The schema has been updated to version 0.4.0 with improvements to parameter names and the data structure. When updating the schema reference it may cause breaking changes to existing scripts or tools. It may will also cause errors when reading input files that were complying with older schema versions.

AerofoilLibrary and InterpolatedAerofoilLibrary

• Changed AerofoilLibrary parameter names and data structure
• Default behaviour for the aerofoil data parameter ChordwiseOriginForForcesAndMoments changed. If not provided, no corrective moment will be applied for any mismatch of the aerofoil reference data and the aerofoil location. You can see on the simplified blade tutorial how this can be beneficial in certain circumstances by assuring the aerodynamic data is always applied at the aerodynamics reference origin by default.
• Changed ThicknessSet object to a straight list of aerofoils, using the aerofoils' ReynoldsNumber and ThicknessToChordRatio to interpolate.
• Removed Ailerons (flaps).
• Changed InterpolatedAerofoil object to a straight list of aerofoils, using the aerofoils' ReynoldsNumber and ThicknessToChordRatio to interpolate.

Blade parameters and BladeSections

• Changed RadiusOfGyration to RadiusOfGyrationRatio.
• Changed WholeBladeModes to WholeBladeModeDampingRatios.
• Moved WholeBladeModeDampingRatios to FiniteElementBladeModelling.

AerodynamicSettings

• Fix to typo in name Prandtl for input parameters UsePrandtlCorrectionForTipLoss and UsePrandtlCorrectionForRootLoss.

DriveTrainAndNacelle

• Change PositionOfRotorCentre to PositionOfHubCentre
• Change CentreOfVolume to CentreOfPressure
• Change MechanicalLosses parameter names and data structure
• Moved HighSpeedShaftInertia to InsertName
• Added MaintainInitialValueThroughoutSimulation

Turbine

• Moved MeanSeaLevel from TimeDomainSimulation to Turbine parameter, to make it available for steady calculations and make it a property of the installation.

Constants

• Renamed GravitationalConstant to AccelerationDueToGravity.

🐞 Bug fixes

Solver (0.5.1)

• A fix was introduced in the Bladed Next Gen Windows Installer (0.5.1) to correct the downwind behaviour of rotor only models.

Python dnv-bladed-models (0.4.1)

• Fixed a bug where creating a model object in Python, and outputting to JSON, would not render 'library' properties. A consequence of this was that when creating a new Assembly in Python it did not save the Assembly to a JSON file.

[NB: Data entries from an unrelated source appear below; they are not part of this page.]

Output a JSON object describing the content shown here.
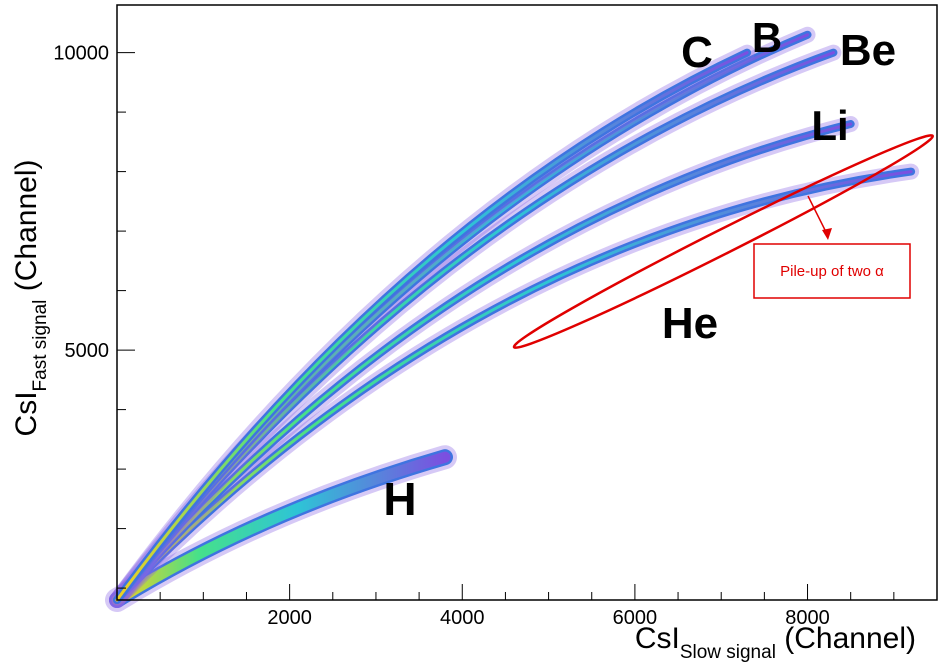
{
  "chart_data": {
    "type": "heatmap",
    "xlabel": {
      "main": "CsI",
      "sub": "Slow signal",
      "unit": " (Channel)"
    },
    "ylabel": {
      "main": "CsI",
      "sub": "Fast signal",
      "unit": " (Channel)"
    },
    "xlim": [
      0,
      9500
    ],
    "ylim": [
      800,
      10800
    ],
    "x_ticks": [
      2000,
      4000,
      6000,
      8000
    ],
    "x_tick_labels": [
      "2000",
      "4000",
      "6000",
      "8000"
    ],
    "y_ticks": [
      5000,
      10000
    ],
    "y_tick_labels": [
      "5000",
      "10000"
    ],
    "grid": false,
    "colormap": [
      "#7b4fe0",
      "#4f7de8",
      "#2ec4d6",
      "#46e08a",
      "#c6ef3a",
      "#f0d020"
    ],
    "bands": [
      {
        "label": "H",
        "x_end": 3800,
        "y_end": 3200
      },
      {
        "label": "He",
        "x_end": 9200,
        "y_end": 8000
      },
      {
        "label": "Li",
        "x_end": 8500,
        "y_end": 8800
      },
      {
        "label": "Be",
        "x_end": 8300,
        "y_end": 10000
      },
      {
        "label": "B",
        "x_end": 8000,
        "y_end": 10300
      },
      {
        "label": "C",
        "x_end": 7300,
        "y_end": 10000
      }
    ],
    "annotations": [
      {
        "text": "Pile-up of two α",
        "x": 7700,
        "y": 6000,
        "color": "#e00000"
      }
    ],
    "highlight_ellipse": {
      "x1": 4600,
      "y1": 5050,
      "x2": 9450,
      "y2": 8600,
      "color": "#e00000"
    }
  }
}
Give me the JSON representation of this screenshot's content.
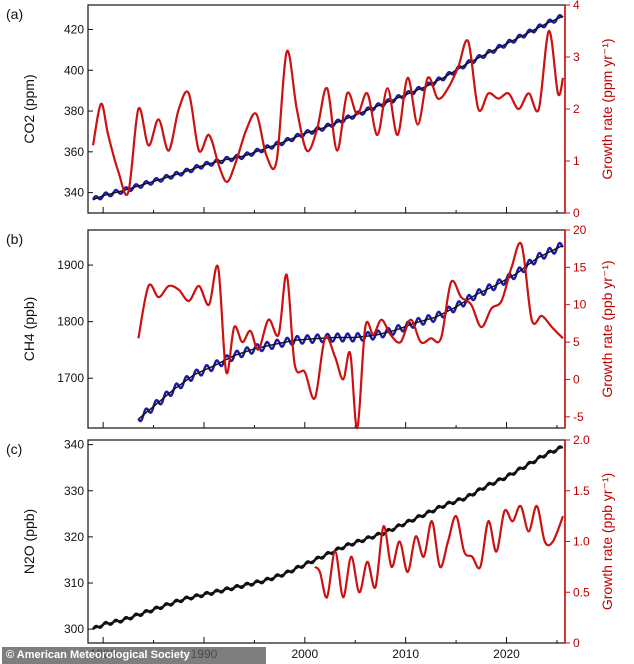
{
  "chart_data": [
    {
      "type": "line",
      "panel_label": "(a)",
      "ylabel_left": "CO2 (ppm)",
      "ylabel_right": "Growth rate (ppm yr⁻¹)",
      "xlim": [
        1978.5,
        2025.8
      ],
      "ylim_left": [
        330,
        432
      ],
      "ylim_right": [
        0,
        4
      ],
      "yticks_left": [
        340,
        360,
        380,
        400,
        420
      ],
      "yticks_right": [
        0,
        1,
        2,
        3,
        4
      ],
      "colors": {
        "concentration": "#1a1aa6",
        "trend": "#111111",
        "growth": "#cc1111"
      },
      "series": [
        {
          "role": "concentration",
          "axis": "left",
          "seasonal_amplitude": 1.2,
          "x": [
            1979,
            1980,
            1982,
            1984,
            1986,
            1988,
            1990,
            1992,
            1994,
            1996,
            1998,
            2000,
            2002,
            2004,
            2006,
            2008,
            2010,
            2012,
            2014,
            2016,
            2018,
            2020,
            2022,
            2024,
            2025.6
          ],
          "y": [
            336.5,
            338.5,
            341,
            344,
            347,
            350,
            353.5,
            356,
            358,
            361.5,
            365,
            369,
            372,
            376,
            380,
            384,
            388,
            392,
            397,
            403,
            408,
            413,
            418,
            423,
            426.5
          ]
        },
        {
          "role": "growth",
          "axis": "right",
          "x": [
            1979,
            1979.8,
            1980.5,
            1981.5,
            1982.5,
            1983.5,
            1984.5,
            1985.5,
            1986.5,
            1987.5,
            1988.5,
            1989.5,
            1990.5,
            1991.5,
            1992.3,
            1993.2,
            1994.2,
            1995.2,
            1996.2,
            1997.2,
            1998.2,
            1999.2,
            2000.2,
            2001.2,
            2002.2,
            2003.2,
            2004.2,
            2005.2,
            2006.2,
            2007.2,
            2008.2,
            2009.2,
            2010.2,
            2011.2,
            2012.2,
            2013.2,
            2014.2,
            2015.2,
            2016.2,
            2017.2,
            2018.2,
            2019.2,
            2020.2,
            2021.2,
            2022.2,
            2023.2,
            2024.2,
            2025.1,
            2025.6
          ],
          "y": [
            1.3,
            2.1,
            1.5,
            0.8,
            0.4,
            2.0,
            1.3,
            1.8,
            1.2,
            2.0,
            2.3,
            1.2,
            1.5,
            0.9,
            0.6,
            1.0,
            1.6,
            1.9,
            1.1,
            1.0,
            3.1,
            2.0,
            1.2,
            1.6,
            2.4,
            1.2,
            2.3,
            1.9,
            2.3,
            1.5,
            2.4,
            1.5,
            2.6,
            1.7,
            2.6,
            2.2,
            2.4,
            2.8,
            3.3,
            2.0,
            2.3,
            2.2,
            2.3,
            2.0,
            2.3,
            2.0,
            3.5,
            2.3,
            2.6
          ]
        }
      ]
    },
    {
      "type": "line",
      "panel_label": "(b)",
      "ylabel_left": "CH4 (ppb)",
      "ylabel_right": "Growth rate (ppb yr⁻¹)",
      "xlim": [
        1978.5,
        2025.8
      ],
      "ylim_left": [
        1612,
        1962
      ],
      "ylim_right": [
        -6.5,
        20
      ],
      "yticks_left": [
        1700,
        1800,
        1900
      ],
      "yticks_right": [
        -5,
        0,
        5,
        10,
        15,
        20
      ],
      "colors": {
        "concentration": "#1a1aa6",
        "trend": "#111111",
        "growth": "#cc1111"
      },
      "series": [
        {
          "role": "concentration",
          "axis": "left",
          "seasonal_amplitude": 7,
          "x": [
            1983.5,
            1985,
            1987,
            1989,
            1991,
            1993,
            1995,
            1997,
            1999,
            2001,
            2003,
            2005,
            2007,
            2009,
            2011,
            2013,
            2015,
            2017,
            2019,
            2021,
            2023,
            2025.6
          ],
          "y": [
            1628,
            1650,
            1680,
            1706,
            1722,
            1740,
            1752,
            1760,
            1767,
            1770,
            1772,
            1772,
            1776,
            1785,
            1798,
            1808,
            1826,
            1848,
            1865,
            1885,
            1912,
            1935
          ]
        },
        {
          "role": "growth",
          "axis": "right",
          "x": [
            1983.5,
            1984.5,
            1985.5,
            1986.5,
            1987.5,
            1988.5,
            1989.5,
            1990.5,
            1991.4,
            1992.2,
            1993.0,
            1993.8,
            1994.6,
            1995.4,
            1996.4,
            1997.4,
            1998.2,
            1999.0,
            2000.0,
            2001.0,
            2002.0,
            2003.0,
            2003.8,
            2004.5,
            2005.2,
            2006.0,
            2006.8,
            2007.6,
            2008.5,
            2009.5,
            2010.5,
            2011.5,
            2012.5,
            2013.5,
            2014.5,
            2015.5,
            2016.5,
            2017.5,
            2018.5,
            2019.5,
            2020.5,
            2021.5,
            2022.5,
            2023.5,
            2024.5,
            2025.6
          ],
          "y": [
            5.5,
            12.5,
            11.0,
            12.5,
            12.0,
            10.5,
            12.5,
            10.0,
            15.0,
            1.0,
            7.0,
            5.0,
            6.5,
            4.0,
            8.0,
            6.0,
            14.0,
            2.0,
            1.0,
            -2.5,
            5.5,
            3.0,
            0.0,
            3.5,
            -6.5,
            7.0,
            6.0,
            8.0,
            6.0,
            5.0,
            8.0,
            5.0,
            5.5,
            5.5,
            13.0,
            11.0,
            10.0,
            7.0,
            9.5,
            10.5,
            15.0,
            18.0,
            8.0,
            8.5,
            7.0,
            5.5
          ]
        }
      ]
    },
    {
      "type": "line",
      "panel_label": "(c)",
      "ylabel_left": "N2O (ppb)",
      "ylabel_right": "Growth rate (ppb yr⁻¹)",
      "xlim": [
        1978.5,
        2025.8
      ],
      "ylim_left": [
        297,
        341
      ],
      "ylim_right": [
        0,
        2.0
      ],
      "yticks_left": [
        300,
        310,
        320,
        330,
        340
      ],
      "yticks_right": [
        0,
        0.5,
        1.0,
        1.5,
        2.0
      ],
      "xticks": [
        1980,
        1990,
        2000,
        2010,
        2020
      ],
      "colors": {
        "concentration": "#1a1aa6",
        "trend": "#111111",
        "growth": "#cc1111"
      },
      "series": [
        {
          "role": "trend",
          "axis": "left",
          "seasonal_amplitude": 0.4,
          "x": [
            1979,
            1980,
            1982,
            1984,
            1986,
            1988,
            1990,
            1992,
            1994,
            1996,
            1998,
            2000,
            2002,
            2004,
            2006,
            2008,
            2010,
            2012,
            2014,
            2016,
            2018,
            2020,
            2022,
            2024,
            2025.6
          ],
          "y": [
            300,
            301,
            302,
            303.5,
            305,
            306.5,
            307.5,
            308.5,
            309.5,
            310.5,
            312,
            314,
            316,
            318,
            319.5,
            321,
            323,
            325,
            327,
            328.5,
            331,
            333,
            335.5,
            338,
            339.5
          ]
        },
        {
          "role": "growth",
          "axis": "right",
          "x": [
            2001,
            2001.5,
            2002.2,
            2003,
            2003.8,
            2004.6,
            2005.4,
            2006.2,
            2007.0,
            2007.8,
            2008.6,
            2009.4,
            2010.2,
            2011.0,
            2011.8,
            2012.6,
            2013.4,
            2014.2,
            2015.0,
            2015.8,
            2016.6,
            2017.4,
            2018.2,
            2019.0,
            2019.8,
            2020.6,
            2021.4,
            2022.2,
            2023.0,
            2023.8,
            2024.6,
            2025.6
          ],
          "y": [
            0.75,
            0.7,
            0.45,
            0.9,
            0.45,
            0.85,
            0.5,
            0.8,
            0.55,
            1.15,
            0.75,
            1.0,
            0.7,
            1.05,
            0.85,
            1.2,
            0.75,
            1.0,
            1.25,
            0.9,
            0.85,
            0.75,
            1.2,
            0.9,
            1.3,
            1.2,
            1.35,
            1.1,
            1.35,
            1.0,
            1.0,
            1.25
          ]
        }
      ]
    }
  ],
  "credit": "© American Meteorological Society"
}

• Fixed a bug where assigning a new object to a 'library' property in Python was throwing an error, e.g.:

blade = models.Blade()blade.AerofoilLibrary = models.AerofoilLibrary() 

⚠️ Known issues

Solver

• PointInertias don't work on multipart blades: Additional point inertias on the Blade component type can only be added inboard of the first blade part boundary. If an inertia is added outboard of that, an error will be thrown saying that the point inertia could not be apportioned to a blade part.